Mikelanjelo pizza yerdi, Rafael kurban bayramı için bıçak bileyen seyyar bileyicilerde hançerlerini biletirdi, Leonardo sırf bana yardım etmeyeyim diye kılıcıyla hıyar falan soyardı. belki Donatello yardım etmeye kalkardı ama o da aşk acısı çektiğinden beni bir kenara bırakıp sopasına bir takım cümleler kazırdı. "Ya benimsin ya bu kara lağımın April(gerçi ikisi de aynı şey lan buraya ben de anlam veremedim)" veya memleketi neresiyse diyelim Bayburt "89/3 Bayburtlu Leonardo aramasın gözler o şimdi ninja" falan yazardı. Leonardo'yu böyle bir durumda yalnız bırakırdım, zaten beynini yitirmiş gariban diyip.

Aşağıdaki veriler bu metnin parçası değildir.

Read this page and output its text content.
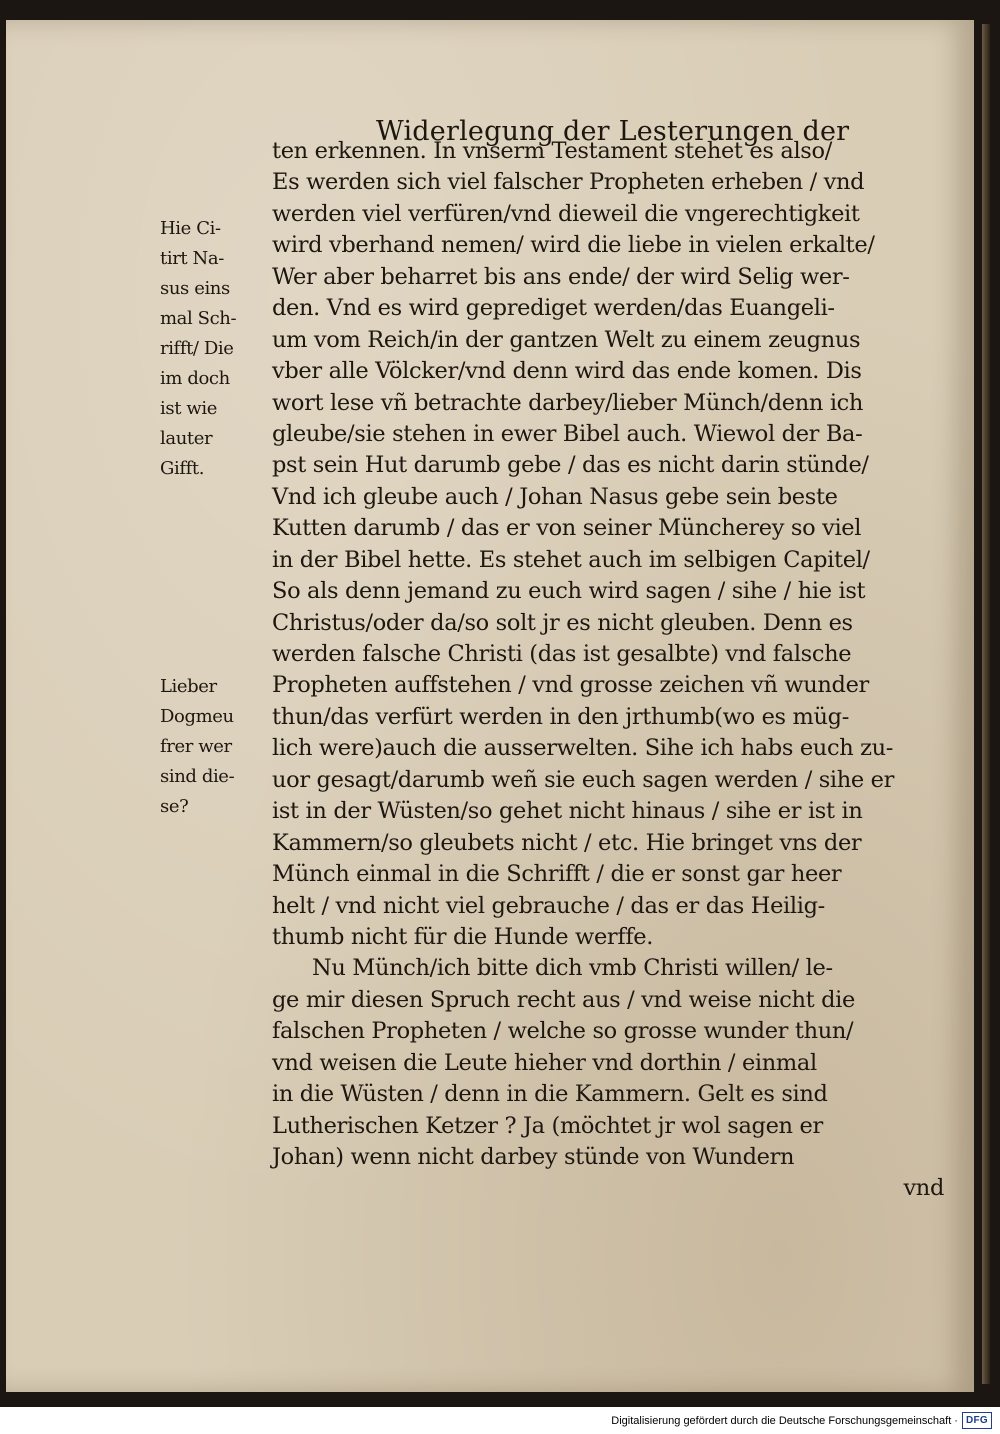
Widerlegung der Lesterungen der
ten erkennen. In vnserm Testament stehet es also/
Es werden sich viel falscher Propheten erheben / vnd
werden viel verfüren/vnd dieweil die vngerechtigkeit
wird vberhand nemen/ wird die liebe in vielen erkalte/
Wer aber beharret bis ans ende/ der wird Selig wer-
den. Vnd es wird geprediget werden/das Euangeli-
um vom Reich/in der gantzen Welt zu einem zeugnus
vber alle Völcker/vnd denn wird das ende komen. Dis
wort lese vñ betrachte darbey/lieber Münch/denn ich
gleube/sie stehen in ewer Bibel auch. Wiewol der Ba-
pst sein Hut darumb gebe / das es nicht darin stünde/
Vnd ich gleube auch / Johan Nasus gebe sein beste
Kutten darumb / das er von seiner Müncherey so viel
in der Bibel hette. Es stehet auch im selbigen Capitel/
So als denn jemand zu euch wird sagen / sihe / hie ist
Christus/oder da/so solt jr es nicht gleuben. Denn es
werden falsche Christi (das ist gesalbte) vnd falsche
Propheten auffstehen / vnd grosse zeichen vñ wunder
thun/das verfürt werden in den jrthumb(wo es müg-
lich were)auch die ausserwelten. Sihe ich habs euch zu-
uor gesagt/darumb weñ sie euch sagen werden / sihe er
ist in der Wüsten/so gehet nicht hinaus / sihe er ist in
Kammern/so gleubets nicht / etc. Hie bringet vns der
Münch einmal in die Schrifft / die er sonst gar heer
helt / vnd nicht viel gebrauche / das er das Heilig-
thumb nicht für die Hunde werffe.
Nu Münch/ich bitte dich vmb Christi willen/ le-
ge mir diesen Spruch recht aus / vnd weise nicht die
falschen Propheten / welche so grosse wunder thun/
vnd weisen die Leute hieher vnd dorthin / einmal
in die Wüsten / denn in die Kammern. Gelt es sind
Lutherischen Ketzer ? Ja (möchtet jr wol sagen er
Johan) wenn nicht darbey stünde von Wundern
vnd
Hie Ci-
tirt Na-
sus eins
mal Sch-
rifft/ Die
im doch
ist wie
lauter
Gifft.
Lieber
Dogmeu
frer wer
sind die-
se?
Digitalisierung gefördert durch die Deutsche Forschungsgemeinschaft · DFG
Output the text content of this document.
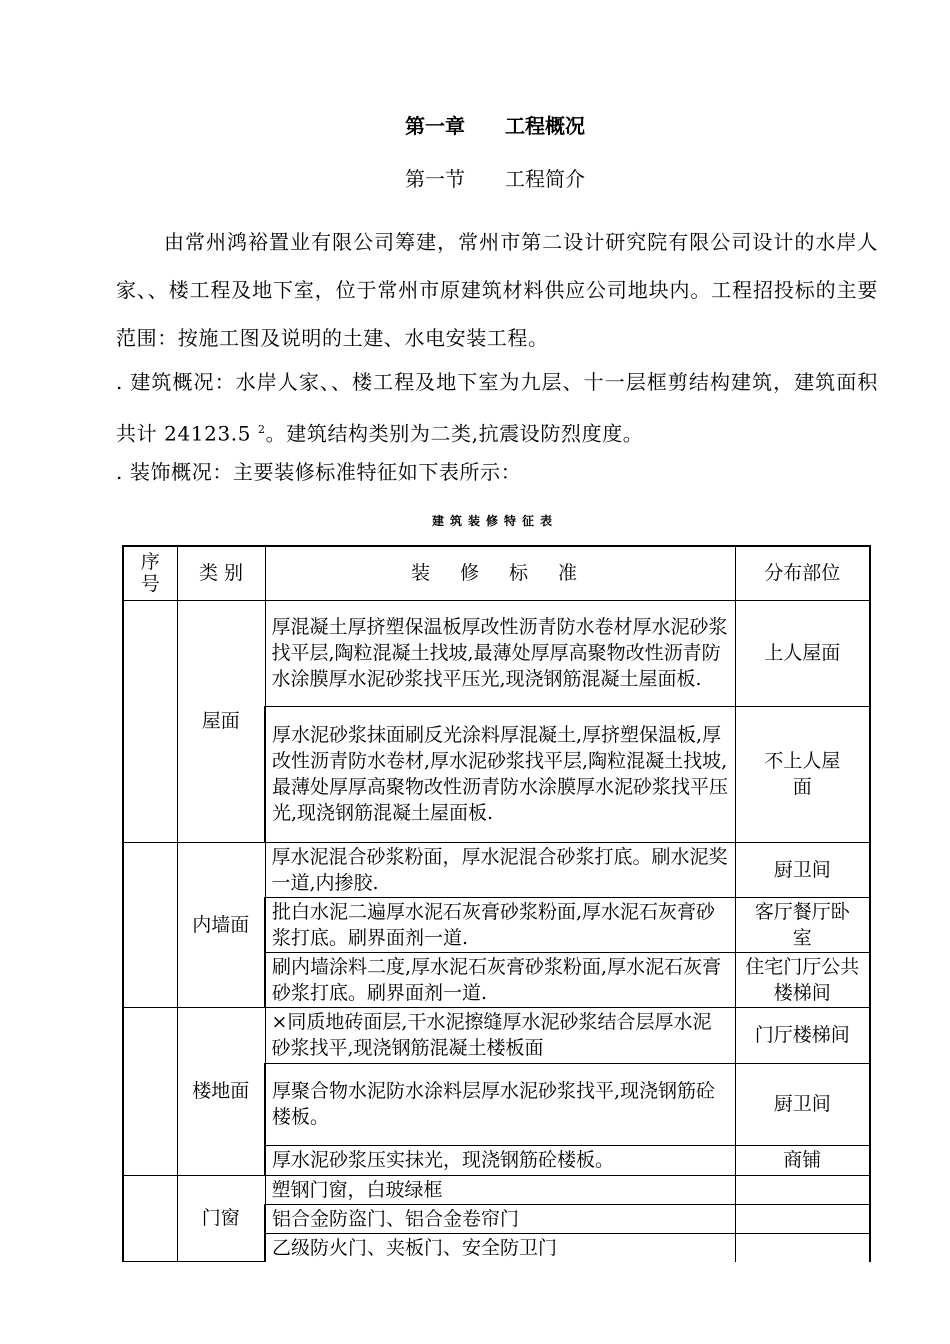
第一章　　工程概况
第一节　　工程简介
由常州鸿裕置业有限公司筹建，常州市第二设计研究院有限公司设计的水岸人家、、楼工程及地下室，位于常州市原建筑材料供应公司地块内。工程招投标的主要范围：按施工图及说明的土建、水电安装工程。
. 建筑概况：水岸人家、、楼工程及地下室为九层、十一层框剪结构建筑，建筑面积共计 24123.5 $^2$。建筑结构类别为二类,抗震设防烈度度。
. 装饰概况：主要装修标准特征如下表所示：
建筑装修特征表
序号	类 别	装 修 标 准	分布部位
	屋面	厚混凝土厚挤塑保温板厚改性沥青防水卷材厚水泥砂浆找平层,陶粒混凝土找坡,最薄处厚厚高聚物改性沥青防水涂膜厚水泥砂浆找平压光,现浇钢筋混凝土屋面板.	上人屋面
		厚水泥砂浆抹面刷反光涂料厚混凝土,厚挤塑保温板,厚改性沥青防水卷材,厚水泥砂浆找平层,陶粒混凝土找坡,最薄处厚厚高聚物改性沥青防水涂膜厚水泥砂浆找平压光,现浇钢筋混凝土屋面板.	不上人屋面
	内墙面	厚水泥混合砂浆粉面，厚水泥混合砂浆打底。刷水泥奖一道,内掺胶.	厨卫间
		批白水泥二遍厚水泥石灰膏砂浆粉面,厚水泥石灰膏砂浆打底。刷界面剂一道.	客厅餐厅卧室
		刷内墙涂料二度,厚水泥石灰膏砂浆粉面,厚水泥石灰膏砂浆打底。刷界面剂一道.	住宅门厅公共楼梯间
	楼地面	×同质地砖面层,干水泥擦缝厚水泥砂浆结合层厚水泥砂浆找平,现浇钢筋混凝土楼板面	门厅楼梯间
		厚聚合物水泥防水涂料层厚水泥砂浆找平,现浇钢筋砼楼板。	厨卫间
		厚水泥砂浆压实抹光，现浇钢筋砼楼板。	商铺
	门窗	塑钢门窗，白玻绿框	
		铝合金防盗门、铝合金卷帘门	
		乙级防火门、夹板门、安全防卫门	
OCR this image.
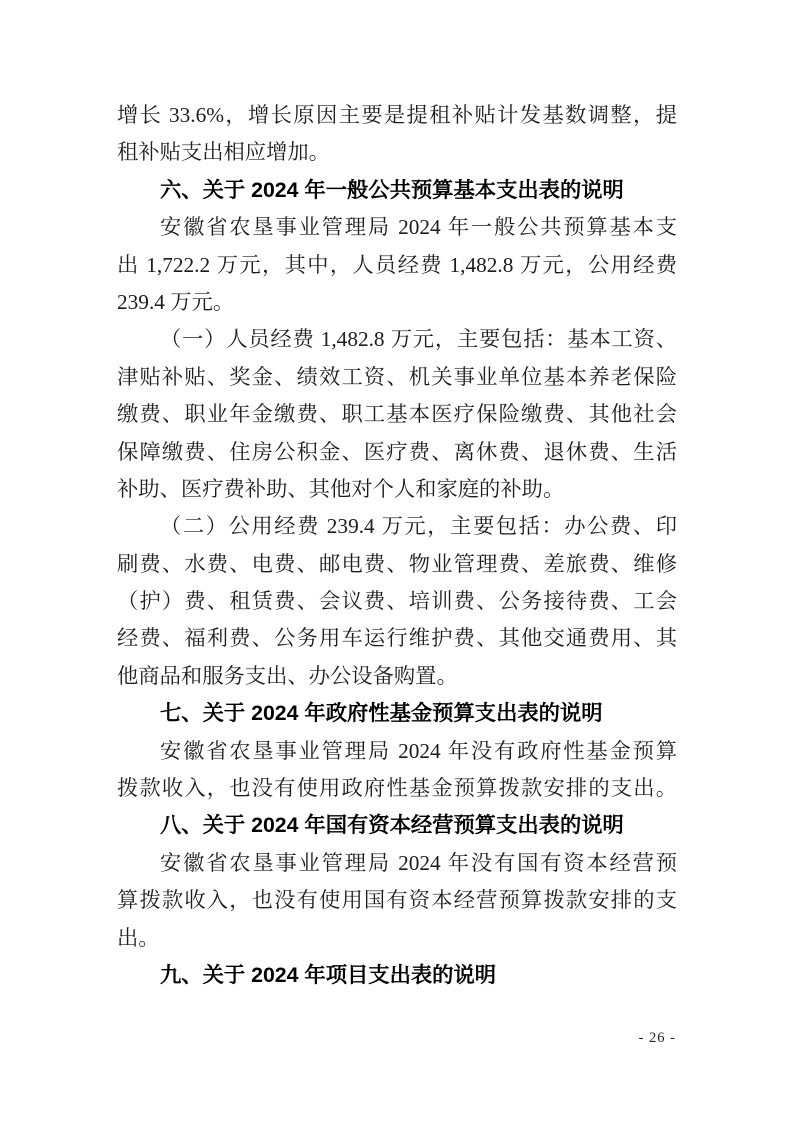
增长 33.6%，增长原因主要是提租补贴计发基数调整，提
租补贴支出相应增加。
六、关于 2024 年一般公共预算基本支出表的说明
安徽省农垦事业管理局 2024 年一般公共预算基本支
出 1,722.2 万元，其中，人员经费 1,482.8 万元，公用经费
239.4 万元。
（一）人员经费 1,482.8 万元，主要包括：基本工资、
津贴补贴、奖金、绩效工资、机关事业单位基本养老保险
缴费、职业年金缴费、职工基本医疗保险缴费、其他社会
保障缴费、住房公积金、医疗费、离休费、退休费、生活
补助、医疗费补助、其他对个人和家庭的补助。
（二）公用经费 239.4 万元，主要包括：办公费、印
刷费、水费、电费、邮电费、物业管理费、差旅费、维修
（护）费、租赁费、会议费、培训费、公务接待费、工会
经费、福利费、公务用车运行维护费、其他交通费用、其
他商品和服务支出、办公设备购置。
七、关于 2024 年政府性基金预算支出表的说明
安徽省农垦事业管理局 2024 年没有政府性基金预算
拨款收入，也没有使用政府性基金预算拨款安排的支出。
八、关于 2024 年国有资本经营预算支出表的说明
安徽省农垦事业管理局 2024 年没有国有资本经营预
算拨款收入，也没有使用国有资本经营预算拨款安排的支
出。
九、关于 2024 年项目支出表的说明
- 26 -
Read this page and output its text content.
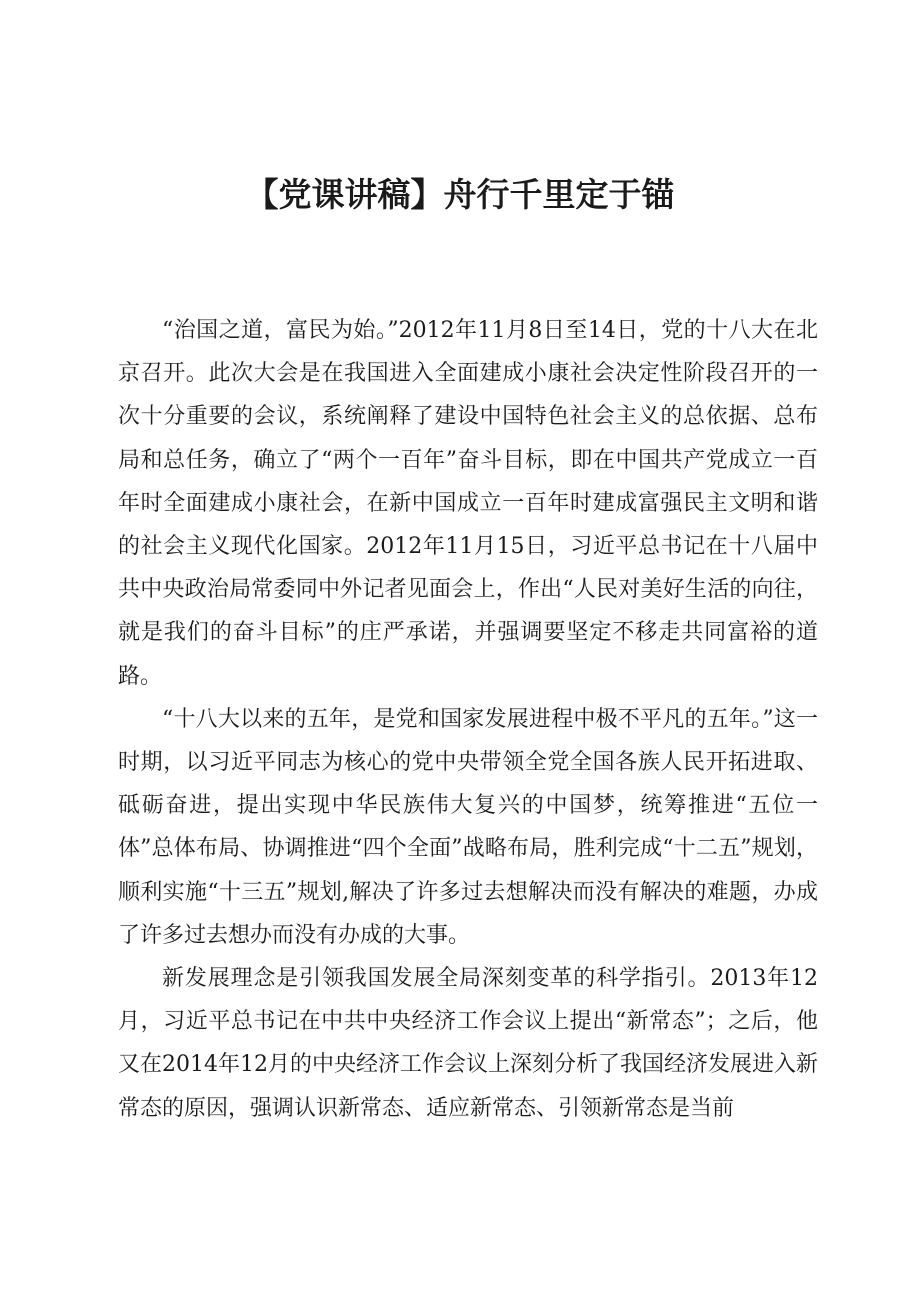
【党课讲稿】舟行千里定于锚

“治国之道，富民为始。”2012年11月8日至14日，党的十八大在北京召开。此次大会是在我国进入全面建成小康社会决定性阶段召开的一次十分重要的会议，系统阐释了建设中国特色社会主义的总依据、总布局和总任务，确立了“两个一百年”奋斗目标，即在中国共产党成立一百年时全面建成小康社会，在新中国成立一百年时建成富强民主文明和谐的社会主义现代化国家。2012年11月15日，习近平总书记在十八届中共中央政治局常委同中外记者见面会上，作出“人民对美好生活的向往，就是我们的奋斗目标”的庄严承诺，并强调要坚定不移走共同富裕的道路。

“十八大以来的五年，是党和国家发展进程中极不平凡的五年。”这一时期，以习近平同志为核心的党中央带领全党全国各族人民开拓进取、砥砺奋进，提出实现中华民族伟大复兴的中国梦，统筹推进“五位一体”总体布局、协调推进“四个全面”战略布局，胜利完成“十二五”规划，顺利实施“十三五”规划,解决了许多过去想解决而没有解决的难题，办成了许多过去想办而没有办成的大事。

新发展理念是引领我国发展全局深刻变革的科学指引。2013年12月，习近平总书记在中共中央经济工作会议上提出“新常态”；之后，他又在2014年12月的中央经济工作会议上深刻分析了我国经济发展进入新常态的原因，强调认识新常态、适应新常态、引领新常态是当前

Ninja kaplumbağalardan da medet umamıyorum ya artık durumumun vahametini daha iyi anlayabiliyorum. gün gelecek hepsi kapımda dizilecek ama hiçbirine gereken ilgi ve alakayı göstermeyeceğim. He belki Siplintır Usta'ya gösteririm, fare de olsa delikanlı adam. evet evet ona kesin gösteririm. Hayatın en hüzünlü anı, deli gibi sevdiğin insanın buna değmediğini gördüğün andır. Ve en büyük kaybın ona harcadığın zamandır ya, siz de benim için artık birer kayıpsınız Ninja Turtles. şimdi siktirin gidin beni yalnız bırakın.